Mark starts by pointing out that in the U.S., the linking of healthcare to our employment was an accident of history coming out of WWII. When wages were frozen during the war effort, the labor movement effectively pushed for and massively non-wage benefits - including healthcare coverage - for workers in the U.S.
However, the promise that Roosevelt made to implement an economic bill of rights following the war, including establishing healthcare as a public right, was never realized. Instead, a serious attempt by Truman to pass national healthcare in the late 1940s was defeated by Southern Democrats to protect structural racism in the healthcare system, and that was followed by a decade of red-baiting and anti-worker legislation.
During the entire postwar period, the official policy of the labor movement was to fight for a national health plan, until the 1990s. However, the late 1980s and early 90s marked a huge health crisis - huge losses in healthcare coverage, and surging prices. Bill Clinton ran on healthcare in 1992, and tasked Hillary Clinton with implementing health reform. However, the Clintons early on ruled out a single-payer system, taking the approach that Democrats need to coopt market-oriented policy from Republicans, and they promised to develop a universal healthcare plan with all the benefits of Medicare for All without taking on the healthcare industry.

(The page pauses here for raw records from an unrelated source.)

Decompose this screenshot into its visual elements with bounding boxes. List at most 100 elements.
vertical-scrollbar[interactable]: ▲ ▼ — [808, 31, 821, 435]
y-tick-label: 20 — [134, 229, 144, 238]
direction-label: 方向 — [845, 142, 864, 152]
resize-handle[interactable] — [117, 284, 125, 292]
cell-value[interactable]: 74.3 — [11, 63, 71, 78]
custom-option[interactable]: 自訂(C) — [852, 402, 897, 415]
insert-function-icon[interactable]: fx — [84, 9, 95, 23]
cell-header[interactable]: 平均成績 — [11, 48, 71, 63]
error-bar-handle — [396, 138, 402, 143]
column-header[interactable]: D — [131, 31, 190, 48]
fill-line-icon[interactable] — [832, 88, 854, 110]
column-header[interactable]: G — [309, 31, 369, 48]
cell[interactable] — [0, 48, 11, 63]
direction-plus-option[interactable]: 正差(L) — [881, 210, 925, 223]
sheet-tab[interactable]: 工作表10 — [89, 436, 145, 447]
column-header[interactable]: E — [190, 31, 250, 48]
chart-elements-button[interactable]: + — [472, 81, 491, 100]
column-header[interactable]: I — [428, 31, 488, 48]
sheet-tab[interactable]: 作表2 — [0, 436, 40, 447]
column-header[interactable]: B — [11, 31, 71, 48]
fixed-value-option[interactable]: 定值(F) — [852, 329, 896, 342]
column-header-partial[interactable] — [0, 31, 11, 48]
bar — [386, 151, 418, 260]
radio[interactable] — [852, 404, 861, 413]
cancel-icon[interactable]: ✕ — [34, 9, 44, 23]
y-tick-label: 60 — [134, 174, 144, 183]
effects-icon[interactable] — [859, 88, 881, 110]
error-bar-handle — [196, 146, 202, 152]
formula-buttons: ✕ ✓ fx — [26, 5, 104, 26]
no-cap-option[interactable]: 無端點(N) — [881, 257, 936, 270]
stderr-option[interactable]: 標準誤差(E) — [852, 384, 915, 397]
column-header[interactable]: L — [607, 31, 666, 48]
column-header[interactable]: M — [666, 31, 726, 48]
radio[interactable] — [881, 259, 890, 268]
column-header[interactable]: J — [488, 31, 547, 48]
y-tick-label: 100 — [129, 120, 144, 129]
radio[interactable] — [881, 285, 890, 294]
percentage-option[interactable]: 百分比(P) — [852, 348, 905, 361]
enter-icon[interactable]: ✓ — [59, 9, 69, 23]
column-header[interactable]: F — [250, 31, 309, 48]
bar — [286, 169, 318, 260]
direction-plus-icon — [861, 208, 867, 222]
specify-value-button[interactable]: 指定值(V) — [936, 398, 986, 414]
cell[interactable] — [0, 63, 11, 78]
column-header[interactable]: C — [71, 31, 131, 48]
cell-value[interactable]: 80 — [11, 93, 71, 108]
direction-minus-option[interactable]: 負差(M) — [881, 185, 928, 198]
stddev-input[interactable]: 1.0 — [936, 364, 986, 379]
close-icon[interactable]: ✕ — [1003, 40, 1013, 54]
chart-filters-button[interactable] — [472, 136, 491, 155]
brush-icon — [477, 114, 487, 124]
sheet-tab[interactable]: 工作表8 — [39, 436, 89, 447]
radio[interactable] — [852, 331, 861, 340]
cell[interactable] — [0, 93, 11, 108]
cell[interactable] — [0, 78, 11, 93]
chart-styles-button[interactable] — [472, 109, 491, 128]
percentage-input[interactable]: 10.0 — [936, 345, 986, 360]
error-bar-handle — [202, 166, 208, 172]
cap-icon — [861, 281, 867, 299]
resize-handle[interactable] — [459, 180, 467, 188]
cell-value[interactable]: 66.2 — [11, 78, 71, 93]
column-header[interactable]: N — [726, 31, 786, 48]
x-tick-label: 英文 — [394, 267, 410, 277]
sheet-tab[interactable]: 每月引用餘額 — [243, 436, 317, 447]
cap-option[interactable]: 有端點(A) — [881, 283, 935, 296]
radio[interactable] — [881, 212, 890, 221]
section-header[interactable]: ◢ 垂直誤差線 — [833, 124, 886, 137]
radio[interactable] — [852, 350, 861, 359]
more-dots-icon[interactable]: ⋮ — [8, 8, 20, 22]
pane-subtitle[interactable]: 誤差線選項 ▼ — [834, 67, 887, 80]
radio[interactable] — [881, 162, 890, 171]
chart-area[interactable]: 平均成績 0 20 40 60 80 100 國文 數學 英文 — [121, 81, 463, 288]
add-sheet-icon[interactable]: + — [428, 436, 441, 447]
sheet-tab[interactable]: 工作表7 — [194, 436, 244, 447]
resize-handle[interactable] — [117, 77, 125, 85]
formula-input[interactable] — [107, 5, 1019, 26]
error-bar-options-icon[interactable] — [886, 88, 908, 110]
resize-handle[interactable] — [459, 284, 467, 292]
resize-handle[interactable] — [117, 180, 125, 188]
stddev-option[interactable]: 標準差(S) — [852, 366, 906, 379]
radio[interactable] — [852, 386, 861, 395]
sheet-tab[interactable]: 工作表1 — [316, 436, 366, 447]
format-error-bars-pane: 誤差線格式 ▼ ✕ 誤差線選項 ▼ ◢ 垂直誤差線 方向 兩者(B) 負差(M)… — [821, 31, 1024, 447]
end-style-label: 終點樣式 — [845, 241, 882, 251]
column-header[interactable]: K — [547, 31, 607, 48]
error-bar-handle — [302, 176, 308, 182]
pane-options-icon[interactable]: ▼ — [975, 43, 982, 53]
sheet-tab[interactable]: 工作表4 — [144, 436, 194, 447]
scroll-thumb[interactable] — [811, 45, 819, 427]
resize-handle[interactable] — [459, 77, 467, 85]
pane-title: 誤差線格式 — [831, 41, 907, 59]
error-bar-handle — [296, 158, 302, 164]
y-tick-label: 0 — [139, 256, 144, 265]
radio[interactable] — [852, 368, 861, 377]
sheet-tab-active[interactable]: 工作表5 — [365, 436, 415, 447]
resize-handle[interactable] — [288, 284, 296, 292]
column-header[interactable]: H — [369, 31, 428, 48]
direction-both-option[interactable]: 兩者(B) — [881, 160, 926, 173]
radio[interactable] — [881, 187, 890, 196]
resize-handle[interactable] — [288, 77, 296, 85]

Mark describes the Clinton reform as a classic example of bargaining against yourself, and predictably the healthcare industry took all of the concessions that were offered to them, demanded more, and then ultimately opposed and defeated the bill in the end anyway. The bill was dead on arrival, and it wasted a couple years of the Clinton administration's political capital.
The Clinton reform was also a turning point for the labor movement. The official policy of the labor movement had been supporting national health insurance for decades. Entering 1992, though, the AFL-CIO very narrowly - by a vote of 5-4 - decided to endorse the Clinton healthcare plan and retreat from Medicare for All organizing.